Premonitions of tragic fate: ISO plays Mahler's Sixth as season draws to a close

Mahler in a characteristic mood of intense focus on his work
Gustav Mahler was well aware of the fragility of success  and simple happiness, and that apprehension had to find a place in his music. No more so was it brought forward and sustained than in his Symphony No. 6 in A minor, nicknamed "Tragic," accurately if not with the composer's authority.

The Indianapolis Symphony Orchestra devoted its next-to-last concert in the current Classical Series solely to this work, which it will repeat at 5:30 p.m. today. Music director Jun Märkl clearly saw the difficulty of finding a suitable program partner for the piece, whose performance lasts some 80 minutes. Preparation according to his high standards presumably also accounts for the Sixth existing in splendid isolation this weekend at Hilbert Circle Theatre.

The score demands extraordinary forces, including eight horns (magnificent to see standing for the section-by-section curtain call at the end) and likewise thorough expansion beyond the standard repertoire's requirements. Massive sound is brought into play, of course, but always with a canny ear to balance, as well as to Mahler's dependable sensitivity to color and small-scale conversation among instruments.

On Friday night, I was particularly struck by the orchestra's sturdy mastery of the Scherzo, where "rhythmic dissension reigns from the beginning," in Michael Steinberg's pregnant phrase. The underlying orderliness of the score somehow came through, despite the orchestra's wholehearted commitment to the movement's variety under rkl's insightful command. 

Mahler's Tyrolean summer retreat, where he composed

The music director sensibly weighed in on the better side of the composer's ambivalence about the order of the middle movements. When the Scherzo is placed second, it can be processed as withering, sardonic commentary on the complex determination of the first movement in setting the tragic mood. But in that order, there is a feeling of triathlon difficulty for both orchestra and audience. The Scherzo can still be felt as a response to "Allegro energico, ma non troppo" when it follows the balm of the second movement "Andante."

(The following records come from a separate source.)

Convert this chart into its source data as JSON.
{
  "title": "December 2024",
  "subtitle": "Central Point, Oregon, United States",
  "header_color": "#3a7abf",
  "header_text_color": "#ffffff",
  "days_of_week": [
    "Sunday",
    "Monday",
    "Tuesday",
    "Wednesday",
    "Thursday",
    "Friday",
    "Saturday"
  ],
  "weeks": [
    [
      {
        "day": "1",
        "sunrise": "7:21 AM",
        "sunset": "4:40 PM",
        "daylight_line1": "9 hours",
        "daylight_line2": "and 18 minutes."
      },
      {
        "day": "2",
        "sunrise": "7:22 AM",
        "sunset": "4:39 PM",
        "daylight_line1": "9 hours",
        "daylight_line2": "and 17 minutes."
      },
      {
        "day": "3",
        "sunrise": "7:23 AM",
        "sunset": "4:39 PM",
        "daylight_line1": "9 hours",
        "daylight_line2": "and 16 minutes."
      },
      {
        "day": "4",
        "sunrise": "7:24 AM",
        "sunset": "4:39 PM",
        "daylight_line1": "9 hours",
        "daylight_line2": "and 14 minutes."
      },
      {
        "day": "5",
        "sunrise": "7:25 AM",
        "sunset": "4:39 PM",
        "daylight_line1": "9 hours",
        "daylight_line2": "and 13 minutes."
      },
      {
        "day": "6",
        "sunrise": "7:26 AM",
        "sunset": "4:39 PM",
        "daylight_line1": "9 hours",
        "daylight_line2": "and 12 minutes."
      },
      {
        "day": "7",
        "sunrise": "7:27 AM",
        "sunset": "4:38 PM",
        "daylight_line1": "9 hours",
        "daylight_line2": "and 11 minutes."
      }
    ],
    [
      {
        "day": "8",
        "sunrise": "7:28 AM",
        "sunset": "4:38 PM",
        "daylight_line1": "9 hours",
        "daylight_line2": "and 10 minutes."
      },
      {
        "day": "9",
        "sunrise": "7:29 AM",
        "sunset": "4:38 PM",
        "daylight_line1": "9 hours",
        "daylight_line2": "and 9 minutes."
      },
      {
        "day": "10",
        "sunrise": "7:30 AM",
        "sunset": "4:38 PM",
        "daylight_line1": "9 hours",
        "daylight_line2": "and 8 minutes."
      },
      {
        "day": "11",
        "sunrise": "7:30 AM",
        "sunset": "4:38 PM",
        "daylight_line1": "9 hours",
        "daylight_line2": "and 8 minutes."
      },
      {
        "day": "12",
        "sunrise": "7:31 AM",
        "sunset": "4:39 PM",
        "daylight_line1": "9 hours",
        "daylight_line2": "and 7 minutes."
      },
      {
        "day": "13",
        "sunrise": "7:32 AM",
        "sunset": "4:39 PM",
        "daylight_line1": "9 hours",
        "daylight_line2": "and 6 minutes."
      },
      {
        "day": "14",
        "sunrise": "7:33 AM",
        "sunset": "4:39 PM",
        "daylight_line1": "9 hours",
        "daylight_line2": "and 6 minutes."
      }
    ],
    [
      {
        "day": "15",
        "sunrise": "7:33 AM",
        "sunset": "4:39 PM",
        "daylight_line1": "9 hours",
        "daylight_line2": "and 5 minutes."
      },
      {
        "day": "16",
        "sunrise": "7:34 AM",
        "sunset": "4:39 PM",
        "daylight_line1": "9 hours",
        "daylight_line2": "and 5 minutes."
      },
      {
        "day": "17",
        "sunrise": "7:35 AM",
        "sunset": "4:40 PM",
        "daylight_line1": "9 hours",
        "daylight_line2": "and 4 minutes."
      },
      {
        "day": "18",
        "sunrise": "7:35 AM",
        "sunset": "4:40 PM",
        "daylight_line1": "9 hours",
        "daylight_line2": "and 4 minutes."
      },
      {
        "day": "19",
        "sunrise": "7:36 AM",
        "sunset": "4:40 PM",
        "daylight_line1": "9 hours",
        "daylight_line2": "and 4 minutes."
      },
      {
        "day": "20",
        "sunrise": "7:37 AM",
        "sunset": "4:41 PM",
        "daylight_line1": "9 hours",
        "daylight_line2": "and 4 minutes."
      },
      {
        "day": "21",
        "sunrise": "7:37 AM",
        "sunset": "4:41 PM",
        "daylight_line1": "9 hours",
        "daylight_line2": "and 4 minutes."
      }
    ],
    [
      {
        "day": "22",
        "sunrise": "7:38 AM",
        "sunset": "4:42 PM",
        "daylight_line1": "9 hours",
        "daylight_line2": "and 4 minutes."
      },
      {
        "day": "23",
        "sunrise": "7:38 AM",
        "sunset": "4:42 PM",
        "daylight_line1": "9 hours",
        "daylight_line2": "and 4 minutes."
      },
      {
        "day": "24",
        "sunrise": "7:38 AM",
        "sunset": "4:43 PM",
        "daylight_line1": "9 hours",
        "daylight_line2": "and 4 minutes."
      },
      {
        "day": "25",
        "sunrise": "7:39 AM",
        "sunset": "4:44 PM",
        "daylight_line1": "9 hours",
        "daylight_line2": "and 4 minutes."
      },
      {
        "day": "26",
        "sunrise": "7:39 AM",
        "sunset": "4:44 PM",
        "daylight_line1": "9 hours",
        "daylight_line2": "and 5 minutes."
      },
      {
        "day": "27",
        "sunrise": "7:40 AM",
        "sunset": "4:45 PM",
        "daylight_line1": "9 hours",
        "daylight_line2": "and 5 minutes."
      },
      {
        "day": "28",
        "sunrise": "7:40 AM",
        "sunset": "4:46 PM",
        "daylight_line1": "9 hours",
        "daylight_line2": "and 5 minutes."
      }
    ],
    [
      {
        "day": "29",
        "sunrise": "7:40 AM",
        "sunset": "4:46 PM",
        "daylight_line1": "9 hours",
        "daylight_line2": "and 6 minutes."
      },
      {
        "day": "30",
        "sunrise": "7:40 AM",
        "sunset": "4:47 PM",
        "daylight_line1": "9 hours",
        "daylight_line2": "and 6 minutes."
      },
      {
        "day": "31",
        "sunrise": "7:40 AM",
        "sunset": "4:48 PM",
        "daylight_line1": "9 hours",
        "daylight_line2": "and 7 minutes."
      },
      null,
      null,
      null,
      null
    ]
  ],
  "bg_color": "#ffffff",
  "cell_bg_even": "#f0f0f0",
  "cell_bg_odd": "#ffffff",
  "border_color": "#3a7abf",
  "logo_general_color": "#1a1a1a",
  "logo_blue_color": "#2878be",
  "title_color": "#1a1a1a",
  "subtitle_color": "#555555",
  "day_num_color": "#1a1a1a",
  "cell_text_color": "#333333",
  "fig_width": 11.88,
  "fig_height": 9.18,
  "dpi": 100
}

That first-movement heading roughly advises its performance to be fast and energetic, but not too much — as if to make it clear that there must be touches of solemnity about the music's energy. And respect must be paid to the seriousness of the contrasting theme by which the composer paid tribute to his love for Alma, his wife. Nothing tragic there, though Alma was wary of her husband's gift of tragic foresight. Indeed, tragedy would materialize for the family in 1907, the year after the Sixth was completed: a daughter's death, discovery of Mahler's heart disease, and his dismissal from the directorship of the Vienna Opera amounted to three hammer blows. 

Because of a horrendous traffic delay down Pennsylvania Street on the way to the parking garage, an hour after we'd left home we entered the theater's lobby as the Alma theme was soaring for the first time. I regretted, as one would always, not being seated from the first note onward. But the stalwart march of doomed heroism that opens the work was to come around again. So, guided to new seats by a helpful ISO usher, we were immediately caught up in the excellence of the performance that ensued.